Are you putting each stack in a separate rack? If not, then you could have downtime later to move shelves so you can add more disks... I like the idea of 4 stacks, but if 2 stacks saves you from having to move shelves later, then it is a better option since you can add stacks 3 and 4 later as new stacks.. but if you won't exceed your current rackspace, then 4 do make sense. Do a cable audit since you might need some additional cables of different lengths than the ones that shipped if the shipment assumed 2 stacks. With MPHA, you get 24GB/sec to the back of each loop with 2 paths of 4x3GB lanes...so bandwidth to the shelves shouldn't be a bottleneck.

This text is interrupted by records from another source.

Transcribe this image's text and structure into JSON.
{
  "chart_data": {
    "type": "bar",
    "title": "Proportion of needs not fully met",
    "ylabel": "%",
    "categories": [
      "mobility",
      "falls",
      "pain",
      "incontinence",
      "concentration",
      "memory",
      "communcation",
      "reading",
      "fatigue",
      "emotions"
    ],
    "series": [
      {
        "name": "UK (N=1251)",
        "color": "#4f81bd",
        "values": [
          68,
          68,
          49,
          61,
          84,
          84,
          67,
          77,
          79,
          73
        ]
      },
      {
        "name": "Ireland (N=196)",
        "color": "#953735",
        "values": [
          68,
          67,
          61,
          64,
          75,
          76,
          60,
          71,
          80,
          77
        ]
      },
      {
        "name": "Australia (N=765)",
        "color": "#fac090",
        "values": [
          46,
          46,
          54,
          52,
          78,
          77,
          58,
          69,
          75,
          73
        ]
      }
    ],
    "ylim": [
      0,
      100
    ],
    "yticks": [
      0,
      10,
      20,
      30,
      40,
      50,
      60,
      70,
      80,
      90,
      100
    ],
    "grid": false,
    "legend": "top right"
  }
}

I'd recommend number each stack with room to grow. So the first stack has disk shelves 11,12,13,14, the second stack 21,22,23,24, the third stack 3x, forth 4x. This'll make it really easy to identify and also really easy to expand without too much forward planning.

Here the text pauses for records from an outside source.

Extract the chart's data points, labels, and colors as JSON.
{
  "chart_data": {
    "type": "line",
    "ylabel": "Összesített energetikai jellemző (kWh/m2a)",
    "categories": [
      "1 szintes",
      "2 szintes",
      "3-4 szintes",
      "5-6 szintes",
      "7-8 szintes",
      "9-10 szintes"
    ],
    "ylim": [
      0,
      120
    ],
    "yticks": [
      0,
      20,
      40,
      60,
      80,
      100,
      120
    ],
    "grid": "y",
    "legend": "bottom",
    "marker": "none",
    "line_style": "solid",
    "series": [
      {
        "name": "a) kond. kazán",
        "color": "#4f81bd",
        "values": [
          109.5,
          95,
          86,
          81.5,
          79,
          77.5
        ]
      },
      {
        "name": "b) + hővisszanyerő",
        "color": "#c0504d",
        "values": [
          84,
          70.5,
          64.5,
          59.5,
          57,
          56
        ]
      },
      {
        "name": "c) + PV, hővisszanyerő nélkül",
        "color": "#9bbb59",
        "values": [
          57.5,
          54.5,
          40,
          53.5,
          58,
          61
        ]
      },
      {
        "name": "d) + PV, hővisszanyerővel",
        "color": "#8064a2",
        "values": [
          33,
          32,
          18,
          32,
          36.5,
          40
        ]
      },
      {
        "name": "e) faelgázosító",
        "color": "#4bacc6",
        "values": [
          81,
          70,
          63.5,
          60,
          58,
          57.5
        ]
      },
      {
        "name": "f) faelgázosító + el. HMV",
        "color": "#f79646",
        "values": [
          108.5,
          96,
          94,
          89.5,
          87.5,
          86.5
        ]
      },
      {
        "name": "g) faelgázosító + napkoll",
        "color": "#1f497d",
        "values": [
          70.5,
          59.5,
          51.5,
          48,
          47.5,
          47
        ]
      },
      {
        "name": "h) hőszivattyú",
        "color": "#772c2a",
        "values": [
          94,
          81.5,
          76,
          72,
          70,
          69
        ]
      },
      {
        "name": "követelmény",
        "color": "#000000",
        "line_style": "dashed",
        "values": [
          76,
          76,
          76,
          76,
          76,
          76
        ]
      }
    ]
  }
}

Stretching a stack into a different rack isn't too much of an issue, you can get 5m SAS cables I believe and this is more than enough to stretch to the next rack if needed.
I second the 4x4 approach. As you say, the best back-end performance. Additionally it's the highest level of resiliency as you have to lose more loops to make something catastrophic happen! Just make sure you split all the SAS connectivity across multiple IO boards (PCIe or onboard).